The AssistantRouter reads these on first use and caches for the request.

Failover¶

Saso\Infrastructure\Ai\FallbackChainAssistant wraps an ordered list of AiAssistants. If the primary throws a transient AiUpstreamException (5xx, 429, network), the chain tries the next. Configuration is declarative in system_setting: ai.fallback.chat = claude,openai means "primary Claude, fall back to OpenAI".

Error codes¶

New range:

SASO-AI-8001  Provider not configured (no API key)
SASO-AI-8002  Provider rate-limited (429)
SASO-AI-8003  Provider response malformed (could not parse expected JSON)
SASO-AI-8004  Provider context window exceeded
SASO-AI-8005  Content policy violation (provider refused)

Lockout safety¶

SAFE_MODE=true in .env (already used by the Pluggable IdP per ADR 0003) also disables every AI feature and falls back to NullAssistant regardless of system_setting state.
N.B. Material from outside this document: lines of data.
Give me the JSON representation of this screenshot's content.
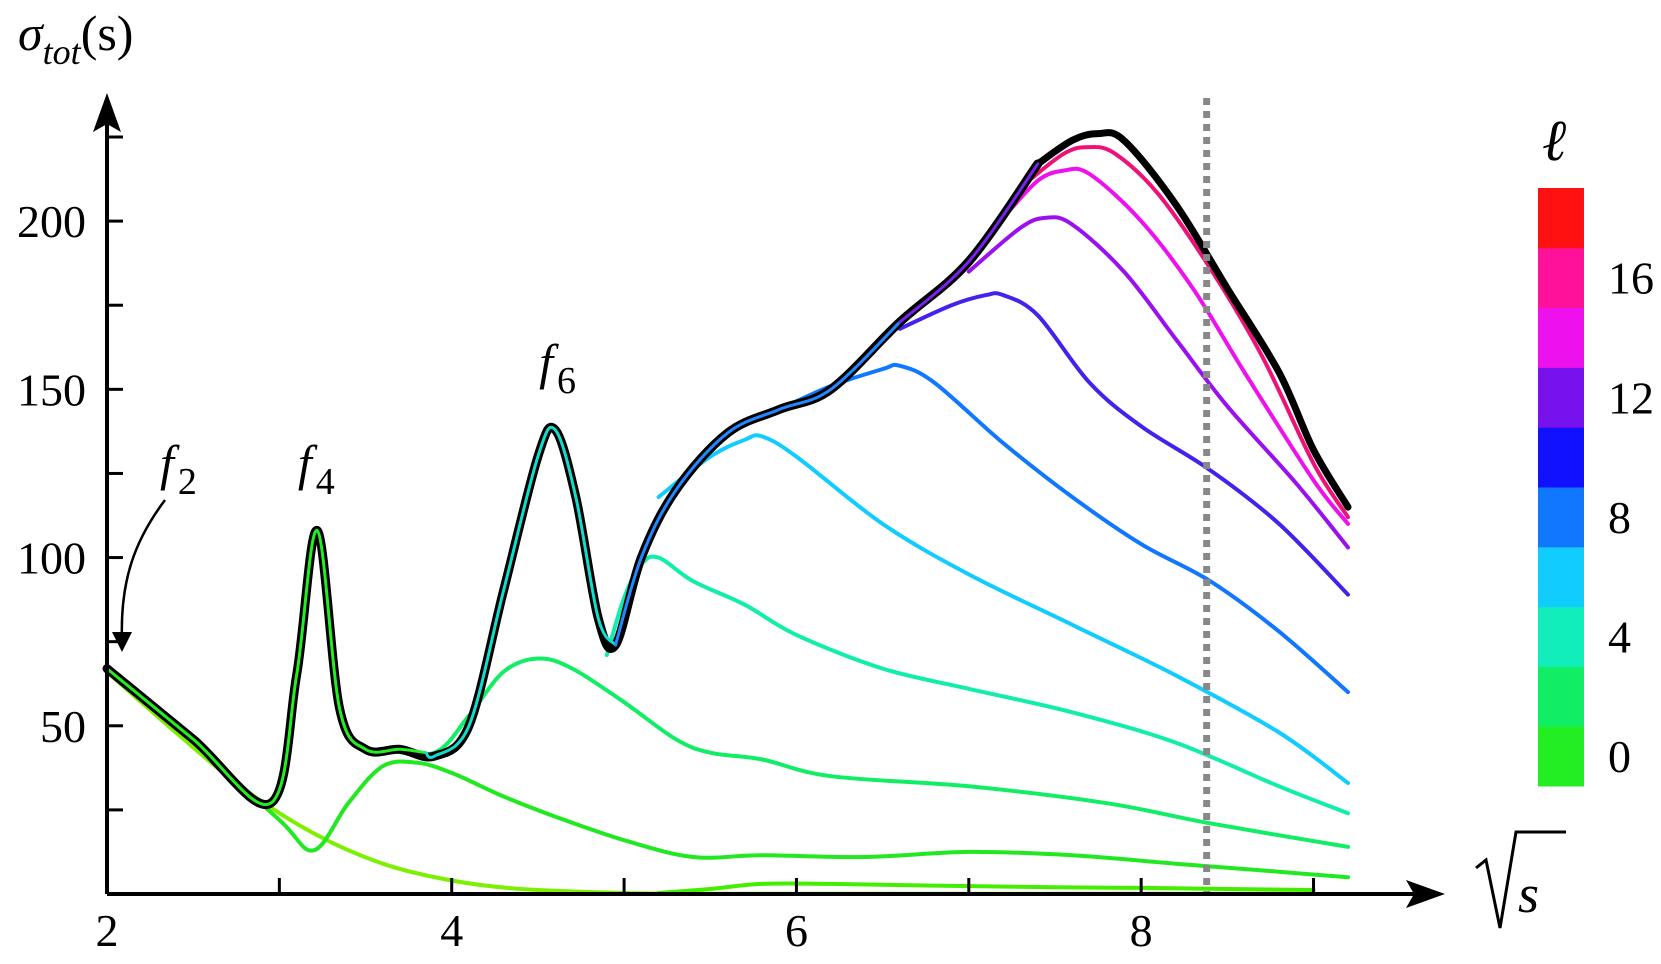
{
  "chart_data": {
    "type": "line",
    "title": "",
    "ylabel": "σtot(s)",
    "ylabel_parts": {
      "base": "σ",
      "sub": "tot",
      "arg": "(s)"
    },
    "xlabel": "√s",
    "xlabel_radicand": "s",
    "xlim": [
      2,
      9.2
    ],
    "ylim": [
      0,
      225
    ],
    "x_ticks": [
      2,
      4,
      6,
      8
    ],
    "x_tick_labels": [
      "2",
      "4",
      "6",
      "8"
    ],
    "y_ticks": [
      50,
      100,
      150,
      200
    ],
    "y_tick_labels": [
      "50",
      "100",
      "150",
      "200"
    ],
    "grid": false,
    "vertical_marker": {
      "x": 8.38,
      "style": "dotted",
      "color": "#888888"
    },
    "annotations": [
      {
        "base": "f",
        "sub": "2",
        "x": 2.4,
        "y": 123
      },
      {
        "base": "f",
        "sub": "4",
        "x": 3.2,
        "y": 123
      },
      {
        "base": "f",
        "sub": "6",
        "x": 4.6,
        "y": 153
      }
    ],
    "colorbar": {
      "label": "ℓ",
      "tick_labels": [
        "0",
        "4",
        "8",
        "12",
        "16"
      ],
      "tick_values": [
        0,
        4,
        8,
        12,
        16
      ],
      "range": [
        -1,
        19
      ],
      "colors": [
        "#22ee22",
        "#11ee66",
        "#11eebb",
        "#11ccff",
        "#1177ff",
        "#1111ff",
        "#7711ee",
        "#ee11ee",
        "#ff1199",
        "#ff1111"
      ]
    },
    "series": [
      {
        "color": "#7cf000",
        "width": 4,
        "x": [
          2,
          2.4,
          2.8,
          3.2,
          3.6,
          4.0,
          4.4,
          5.0,
          5.5,
          6.0,
          7.0,
          8.0,
          9.0
        ],
        "y": [
          66,
          48,
          31,
          18,
          9,
          4,
          1.5,
          0.3,
          0.1,
          0.1,
          0.1,
          0.1,
          0.1
        ]
      },
      {
        "color": "#44ee00",
        "width": 4,
        "x": [
          5.2,
          5.5,
          5.8,
          6.2,
          6.8,
          7.5,
          8.0,
          8.5,
          9.0
        ],
        "y": [
          0.3,
          1.5,
          3,
          3,
          2.5,
          2,
          1.8,
          1.5,
          1.2
        ]
      },
      {
        "color": "#22e822",
        "width": 4,
        "x": [
          2,
          2.5,
          3.0,
          3.2,
          3.4,
          3.6,
          3.8,
          4.0,
          4.3,
          4.6,
          5.0,
          5.4,
          5.8,
          6.4,
          7.0,
          7.6,
          8.2,
          8.7,
          9.2
        ],
        "y": [
          67,
          45,
          22,
          13,
          27,
          38,
          39,
          36,
          29,
          23,
          16,
          11,
          11.5,
          11,
          12.5,
          11.5,
          9,
          7,
          5
        ]
      },
      {
        "color": "#11ee66",
        "width": 4,
        "x": [
          3.6,
          3.9,
          4.1,
          4.3,
          4.5,
          4.7,
          5.0,
          5.3,
          5.5,
          5.8,
          6.2,
          7.0,
          7.8,
          8.4,
          9.2
        ],
        "y": [
          43,
          42,
          53,
          66,
          70,
          67,
          57,
          46,
          42,
          40,
          35,
          32,
          27,
          21,
          14
        ]
      },
      {
        "color": "#11eeaa",
        "width": 4,
        "x": [
          4.9,
          5.0,
          5.1,
          5.2,
          5.4,
          5.7,
          6.0,
          6.5,
          7.0,
          7.6,
          8.2,
          8.8,
          9.2
        ],
        "y": [
          71,
          88,
          98,
          100,
          93,
          86,
          77,
          67,
          61,
          54,
          45,
          32,
          24
        ]
      },
      {
        "color": "#11ccff",
        "width": 4,
        "x": [
          5.2,
          5.5,
          5.7,
          5.8,
          6.0,
          6.5,
          7.0,
          7.6,
          8.2,
          8.8,
          9.2
        ],
        "y": [
          118,
          130,
          135,
          136,
          130,
          110,
          95,
          80,
          65,
          48,
          33
        ]
      },
      {
        "color": "#1177ff",
        "width": 4,
        "x": [
          5.9,
          6.2,
          6.5,
          6.6,
          6.8,
          7.2,
          7.6,
          8.0,
          8.4,
          8.8,
          9.2
        ],
        "y": [
          144,
          151,
          156,
          157,
          152,
          134,
          118,
          104,
          93,
          78,
          60
        ]
      },
      {
        "color": "#4422ee",
        "width": 4,
        "x": [
          6.6,
          6.9,
          7.1,
          7.2,
          7.4,
          7.7,
          8.0,
          8.4,
          8.8,
          9.2
        ],
        "y": [
          168,
          175,
          178,
          178,
          172,
          152,
          139,
          126,
          110,
          89
        ]
      },
      {
        "color": "#9911ee",
        "width": 4,
        "x": [
          7.0,
          7.3,
          7.45,
          7.6,
          7.9,
          8.2,
          8.5,
          8.9,
          9.2
        ],
        "y": [
          185,
          198,
          201,
          199,
          185,
          165,
          145,
          122,
          103
        ]
      },
      {
        "color": "#ee11ee",
        "width": 4,
        "x": [
          7.2,
          7.4,
          7.55,
          7.7,
          8.0,
          8.3,
          8.6,
          9.0,
          9.2
        ],
        "y": [
          201,
          212,
          215,
          214,
          200,
          180,
          155,
          123,
          110
        ]
      },
      {
        "color": "#ee1177",
        "width": 4,
        "x": [
          7.3,
          7.55,
          7.7,
          7.85,
          8.1,
          8.4,
          8.7,
          9.0,
          9.2
        ],
        "y": [
          210,
          220,
          222,
          220,
          208,
          186,
          160,
          128,
          112
        ]
      },
      {
        "color": "#000000",
        "width": 7,
        "x": [
          7.4,
          7.6,
          7.75,
          7.9,
          8.2,
          8.5,
          8.8,
          9.0,
          9.2
        ],
        "y": [
          217,
          224,
          226,
          224,
          205,
          180,
          155,
          132,
          115
        ]
      },
      {
        "color": "#000000",
        "width": 9,
        "x": [
          2.0,
          2.5,
          2.95,
          3.1,
          3.22,
          3.35,
          3.5,
          3.7,
          3.9,
          4.1,
          4.3,
          4.5,
          4.6,
          4.72,
          4.85,
          4.95,
          5.1,
          5.3,
          5.6,
          5.9,
          6.2,
          6.6,
          7.0,
          7.4
        ],
        "y": [
          67,
          46,
          27,
          65,
          108,
          55,
          43,
          43,
          41,
          50,
          90,
          130,
          138,
          118,
          82,
          74,
          100,
          120,
          137,
          144,
          150,
          170,
          188,
          217
        ]
      },
      {
        "color": "#22ee22",
        "width": 3,
        "x": [
          2.0,
          2.5,
          2.95,
          3.1,
          3.22,
          3.35,
          3.5,
          3.7,
          3.85
        ],
        "y": [
          67,
          46,
          27,
          65,
          108,
          55,
          43,
          43,
          42
        ]
      },
      {
        "color": "#11ddcc",
        "width": 3,
        "x": [
          3.85,
          3.9,
          4.1,
          4.3,
          4.5,
          4.6,
          4.72,
          4.85,
          4.95
        ],
        "y": [
          42,
          41,
          50,
          90,
          130,
          138,
          118,
          82,
          74
        ]
      },
      {
        "color": "#2288ff",
        "width": 3,
        "x": [
          4.95,
          5.1,
          5.3,
          5.6,
          5.9,
          6.2,
          6.6
        ],
        "y": [
          74,
          100,
          120,
          137,
          144,
          150,
          170
        ]
      },
      {
        "color": "#7722ee",
        "width": 3,
        "x": [
          6.6,
          7.0,
          7.4
        ],
        "y": [
          170,
          188,
          217
        ]
      }
    ]
  }
}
A misconfigured AI key cannot break the inventory UI.

Consequences¶

All AI features go through AiAssistant. Call sites stay vendor-agnostic.
Operators flip vendor via the admin UI; no redeploys.
Three SDK dependencies arrive in M6 (openai-php/client, an HTTP client for Gemini, anthropic-ai/anthropic-php).
The contract surface is small enough that we accept the maintenance cost of three adapters in exchange for vendor independence.
NullAssistant keeps the test suite hermetic — no cloud calls in CI.
This ADR does not mandate a vector DB; embeddings produced here flow into whatever vector tier ADR 0010 picks.